Durante a solenidade de abertura do ano judiciário de 2019, nesta sexta-feira (1º), o ministro do Supremo Tribunal Federal (STF) Dias Toffoli reafirmou a sinalização de que, nos limites de sua condução como atual presidente da Corte, apoia a reforma da Previdência, pauta central da equipe econômica do governo Jair Bolsonaro (PSL).
Em entrevista recente ao Brasil de Fato, especialista em Políticas Públicas e Gestão Governamental, Paulo Kliass, lembrou que a mudança na compreensão e no funcionamento da Previdência do Brasil é objeto de cobiça mundial. “É um fundo bilionário, que vai deixar de ser, sob a ótica deles, um direito de cidadania e fundos públicos para pagar benefícios de direitos sociais, para se transformar em um fundo que vai estabelecer uma relação mercantil entre clientes e instituições financeiras”, disse. “O banco vai gerir a previdência na perspectiva de lucro, não como direito do trabalhador”.
Contradição
Toffoli considera que, no último período, o STF esteve no “centro do debate das grandes questões nacionais”, mas pretende que o Tribunal se retraia e evite ser um espaço para solucionar questões que não lhe cabem resolver.
“Não podemos ser uma instância recursiva do debate político. Cumpre a esta Corte promover o equilíbrio institucional entre os poderes com vistas ao fortalecimento do Estado Democrático de Direito. Essa função se exerce sem predomínio ou interferência nas competências constitucionais dos poderes da República”, afirmou.
Por outro lado, na visão do presidente da Corte, um “novo modelo de diálogo entre os poderes” deve prevalecer. Na prática, Toffoli endossou as propostas econômicas do novo governo. “Venho propondo a celebração de um novo grande pacto entre os três poderes da República. Esse pacto envolve reformas fundamentais, como a previdenciária, a fiscal e tributária”, defendeu.
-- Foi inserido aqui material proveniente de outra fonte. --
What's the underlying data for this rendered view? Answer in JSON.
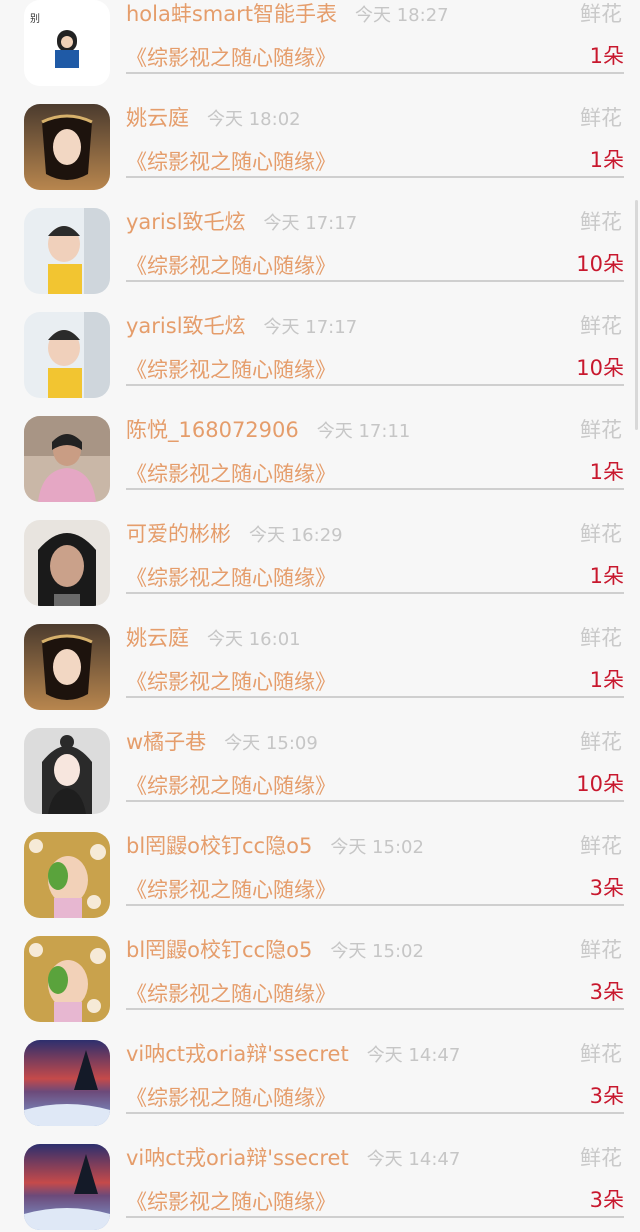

Magistrados ouvidos pelo Brasil de Fato, sob a condição de anonimato, receberam o discurso de Toffoli com decepção, por acreditarem que o STF poderia ter um papel “contra-majoritário para conter o avanço exagerado da agenda de retirada de direitos”. O sinal passado teria sido o de que “o Supremo não será empecilho [ao programa do governo]”, se adequando à visão de que “direitos sociais são obstáculos ao crescimento econômico”.
Tânia Oliveira, da secretaria-executiva da Associação Brasileira de Juristas pela Democracia (ABJD), afirma que Toffoli, ao pregar o respeito à separação de Poderes para endossar possíveis reformas econômicas, elabora uma retórica para se conformar ao programa macroeconômico do novo governo. Para ela, o respeito às competências de cada instituição – ou seja, o combate ao ativismo judicial – não pode significar o esvaziamento das funções do STF.
Juridicamente, diz ela, caso a reforma da Previdência tenha aspectos inconstitucionais, é papel do Supremo, como “guardião da Constituição”, não se abster de apontar inconformidades com a lei.
“Esse é um discurso de conveniência. A crítica que se faz ao chamado ativismo judicial não é no sentido de que o STF, ou qualquer tribunal, não tenha que colocar ordem, no sentido do descumprimento de normativas constitucionais, que é o caso de uma possível reforma da Previdência”, interpreta.
O exemplo da reforma previdenciária, segundo Oliveira, se estende a todos os atos do sistema político que possam ser ilegais. “O STF tem que enxergar se houve descumprimento de normas e princípios constitucionais pelo Poder Executivo ou pelo Poder Legislativo. O principal papel do Supremo continua sendo a guarda da Constituição”, afirma.
A representante da ABJD lembra que, em 2019, um dos maiores desafios do STF como garantidor da Constituição será enfrentar a possibilidade de prisão após condenação em segunda instância – medida que contraria frontalmente o texto constitucional.
Toffoli assumiu a Presidência do STF em setembro de 2018. Mesmo com o voto pronto de Marco Aurélio Mello, relator da questão sobre a prisão em segunda instância, o julgamento do tema oi marcado pelo presidente da Corte apenas para abril deste ano.
Na solenidade desta sexta, também participaram a procuradora-geral da República, Raquel Dodge, o presidente da Ordem dos Advogados do Brasil (OAB), Claudio Lamachia, e o vice-presidente da República, Hamilton Mourão.